Solved – What’s the “best” way to calculate sample size for A/B tests

ab-testsample-size

I've read several seemingly conflicting accounts on the best way to calculate sample size. Visual Website Optimizer (VWO) has a lengthy article on this topic. So does Evan Miller. And so does Optimizely.

Using the various tools to estimate sample size with the following settings:

  • Baseline Conversion Rate: 3%
  • Minimum Detectable Effect: 20%
  • Significance: 95%
  • Variations: 2

I get the following from the various calculators:

  • VWO (have to set "daily visitors" to 1 to get exact sample size): 25,867
  • Evan Miller (set to relative, stat. power 80%): 13,050
  • Optimizely: 13,000

Given the seemingly different methods of calculation, which one is the "best" to use? I'm trying to understand how to approach this issue of sample size. Thanks!

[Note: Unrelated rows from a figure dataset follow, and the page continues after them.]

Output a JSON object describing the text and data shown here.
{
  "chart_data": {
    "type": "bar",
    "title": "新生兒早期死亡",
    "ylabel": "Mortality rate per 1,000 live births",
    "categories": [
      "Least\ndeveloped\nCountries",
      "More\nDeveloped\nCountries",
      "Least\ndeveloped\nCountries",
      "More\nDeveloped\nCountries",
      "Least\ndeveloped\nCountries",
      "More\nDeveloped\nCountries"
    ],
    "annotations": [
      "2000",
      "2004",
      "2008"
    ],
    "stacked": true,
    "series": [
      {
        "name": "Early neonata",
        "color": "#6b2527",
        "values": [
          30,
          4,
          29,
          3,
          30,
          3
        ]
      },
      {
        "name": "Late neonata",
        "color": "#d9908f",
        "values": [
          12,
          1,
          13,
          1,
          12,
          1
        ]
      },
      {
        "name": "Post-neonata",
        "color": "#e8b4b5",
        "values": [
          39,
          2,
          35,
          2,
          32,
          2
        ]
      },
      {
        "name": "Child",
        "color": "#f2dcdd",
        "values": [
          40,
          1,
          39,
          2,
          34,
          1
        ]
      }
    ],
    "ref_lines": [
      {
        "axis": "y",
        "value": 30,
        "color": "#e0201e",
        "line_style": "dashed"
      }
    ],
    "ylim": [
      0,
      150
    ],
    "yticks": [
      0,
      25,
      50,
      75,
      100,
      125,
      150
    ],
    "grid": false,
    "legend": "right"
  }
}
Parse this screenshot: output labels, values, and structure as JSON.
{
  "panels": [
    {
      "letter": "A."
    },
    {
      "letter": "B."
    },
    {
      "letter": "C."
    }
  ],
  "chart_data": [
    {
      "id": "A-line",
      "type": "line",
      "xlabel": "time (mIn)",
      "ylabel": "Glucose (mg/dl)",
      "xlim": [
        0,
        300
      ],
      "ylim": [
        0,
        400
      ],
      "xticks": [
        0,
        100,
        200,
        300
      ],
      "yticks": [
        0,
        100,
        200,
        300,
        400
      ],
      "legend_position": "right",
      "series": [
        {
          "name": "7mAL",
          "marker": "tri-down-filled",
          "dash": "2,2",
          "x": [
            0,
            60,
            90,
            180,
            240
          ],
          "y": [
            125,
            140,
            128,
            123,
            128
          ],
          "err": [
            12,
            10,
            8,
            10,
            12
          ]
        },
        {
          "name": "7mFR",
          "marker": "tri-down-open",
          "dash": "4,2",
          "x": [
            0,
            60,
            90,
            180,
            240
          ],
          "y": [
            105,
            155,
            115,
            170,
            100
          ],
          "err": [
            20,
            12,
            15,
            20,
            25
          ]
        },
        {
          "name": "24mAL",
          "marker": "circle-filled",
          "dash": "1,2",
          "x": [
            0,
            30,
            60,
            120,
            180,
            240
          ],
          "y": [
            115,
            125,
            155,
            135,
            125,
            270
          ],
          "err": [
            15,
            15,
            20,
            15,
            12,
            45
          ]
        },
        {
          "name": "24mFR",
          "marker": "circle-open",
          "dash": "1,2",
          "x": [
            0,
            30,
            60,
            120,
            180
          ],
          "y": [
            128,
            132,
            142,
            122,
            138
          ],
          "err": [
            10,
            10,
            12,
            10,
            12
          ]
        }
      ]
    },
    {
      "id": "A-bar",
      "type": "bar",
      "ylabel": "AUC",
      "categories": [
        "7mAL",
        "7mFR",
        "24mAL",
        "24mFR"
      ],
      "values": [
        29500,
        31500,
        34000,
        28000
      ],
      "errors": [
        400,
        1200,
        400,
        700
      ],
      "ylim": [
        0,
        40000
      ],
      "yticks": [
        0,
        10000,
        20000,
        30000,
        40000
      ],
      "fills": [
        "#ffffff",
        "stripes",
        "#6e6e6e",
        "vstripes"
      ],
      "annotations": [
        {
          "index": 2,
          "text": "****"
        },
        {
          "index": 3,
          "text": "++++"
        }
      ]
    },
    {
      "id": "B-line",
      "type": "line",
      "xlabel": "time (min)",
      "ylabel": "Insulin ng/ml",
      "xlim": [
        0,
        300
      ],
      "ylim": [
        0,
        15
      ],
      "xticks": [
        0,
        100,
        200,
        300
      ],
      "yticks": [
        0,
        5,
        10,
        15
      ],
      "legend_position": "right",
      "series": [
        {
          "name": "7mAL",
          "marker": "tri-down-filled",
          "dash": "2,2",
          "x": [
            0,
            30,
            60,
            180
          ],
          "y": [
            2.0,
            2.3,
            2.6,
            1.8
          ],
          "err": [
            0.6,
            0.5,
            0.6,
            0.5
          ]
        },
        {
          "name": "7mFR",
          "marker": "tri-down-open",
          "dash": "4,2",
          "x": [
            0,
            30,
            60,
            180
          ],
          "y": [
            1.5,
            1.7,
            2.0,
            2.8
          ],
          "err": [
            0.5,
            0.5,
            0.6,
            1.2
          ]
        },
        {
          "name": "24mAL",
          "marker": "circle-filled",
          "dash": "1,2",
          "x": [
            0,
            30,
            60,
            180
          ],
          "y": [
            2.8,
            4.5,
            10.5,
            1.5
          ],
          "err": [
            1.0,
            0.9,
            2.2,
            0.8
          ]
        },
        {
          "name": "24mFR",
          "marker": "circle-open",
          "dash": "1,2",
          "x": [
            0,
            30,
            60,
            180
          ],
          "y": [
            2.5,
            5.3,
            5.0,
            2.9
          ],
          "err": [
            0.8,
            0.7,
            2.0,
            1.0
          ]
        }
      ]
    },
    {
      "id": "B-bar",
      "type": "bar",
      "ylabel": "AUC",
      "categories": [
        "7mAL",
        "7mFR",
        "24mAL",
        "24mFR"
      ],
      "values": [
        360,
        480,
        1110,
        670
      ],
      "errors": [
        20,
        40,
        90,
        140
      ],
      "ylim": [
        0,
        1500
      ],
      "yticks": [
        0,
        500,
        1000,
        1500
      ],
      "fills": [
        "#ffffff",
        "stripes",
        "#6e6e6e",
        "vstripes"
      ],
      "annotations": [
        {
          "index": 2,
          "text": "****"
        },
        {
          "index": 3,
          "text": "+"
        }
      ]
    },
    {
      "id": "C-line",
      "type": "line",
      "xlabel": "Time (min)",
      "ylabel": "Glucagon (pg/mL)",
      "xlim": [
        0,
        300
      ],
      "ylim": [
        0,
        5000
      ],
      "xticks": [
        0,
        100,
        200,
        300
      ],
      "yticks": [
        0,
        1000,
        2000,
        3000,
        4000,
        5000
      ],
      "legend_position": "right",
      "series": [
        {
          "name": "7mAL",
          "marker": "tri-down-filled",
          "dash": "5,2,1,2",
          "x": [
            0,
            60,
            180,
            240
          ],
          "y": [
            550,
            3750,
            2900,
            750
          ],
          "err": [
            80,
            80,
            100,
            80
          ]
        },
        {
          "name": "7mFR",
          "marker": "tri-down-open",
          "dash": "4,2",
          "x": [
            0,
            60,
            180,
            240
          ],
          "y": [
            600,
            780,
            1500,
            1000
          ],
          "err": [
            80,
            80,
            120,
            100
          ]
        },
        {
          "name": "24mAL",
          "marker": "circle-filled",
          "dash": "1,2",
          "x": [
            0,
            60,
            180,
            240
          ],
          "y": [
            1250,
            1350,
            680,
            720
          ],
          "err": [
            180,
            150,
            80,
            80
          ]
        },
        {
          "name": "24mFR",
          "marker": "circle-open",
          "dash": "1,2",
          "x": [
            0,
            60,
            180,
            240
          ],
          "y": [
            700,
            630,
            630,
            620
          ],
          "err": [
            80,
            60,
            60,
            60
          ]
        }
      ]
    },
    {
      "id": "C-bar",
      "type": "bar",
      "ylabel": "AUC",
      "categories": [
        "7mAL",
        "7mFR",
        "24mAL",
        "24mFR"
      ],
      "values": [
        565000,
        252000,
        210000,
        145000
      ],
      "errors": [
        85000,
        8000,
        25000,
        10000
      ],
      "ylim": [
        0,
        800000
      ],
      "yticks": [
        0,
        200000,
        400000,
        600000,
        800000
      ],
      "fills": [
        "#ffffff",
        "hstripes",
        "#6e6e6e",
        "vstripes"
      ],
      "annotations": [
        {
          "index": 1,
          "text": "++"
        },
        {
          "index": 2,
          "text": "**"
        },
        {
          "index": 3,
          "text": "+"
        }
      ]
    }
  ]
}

(I had to list links here because I need more points to post more than 2 inline links)
References:

Articles:

  1. vwo.com/blog/how-to-calculate-ab-test-sample-size/
  2. www.evanmiller.org/how-not-to-run-an-ab-test.html
  3. help.optimizely.com/hc/en-us/articles/200133789-How-long-to-run-a-test

Calculators:

  1. vwo.com/ab-split-test-duration/
  2. www.evanmiller.org/ab-testing/sample-size.html
  3. www.optimizely.com/resources/sample-size-calculator/?conversion=3&effect=20&significance=95

Best Answer

There is no best to use because each method relates to specific assumptions about the testing methodology. Evan Miller's calculator calculates sample size for a two-tailed test. In the past Optimizely's calculator was calculating samples for a one-tailed test. Currently, Optimizely uses a Bayesian states engine and their sample size calculator has no input for Power, based on the construction of their stats engine. You can back into the sample size for each variation in the VWO calculator by multiplying the daily traffic * the number of days the test will run / number of variations. The results seem to imply they are also calculating sample size generically, like Evan's calculator, for a two-tailed hypothesis.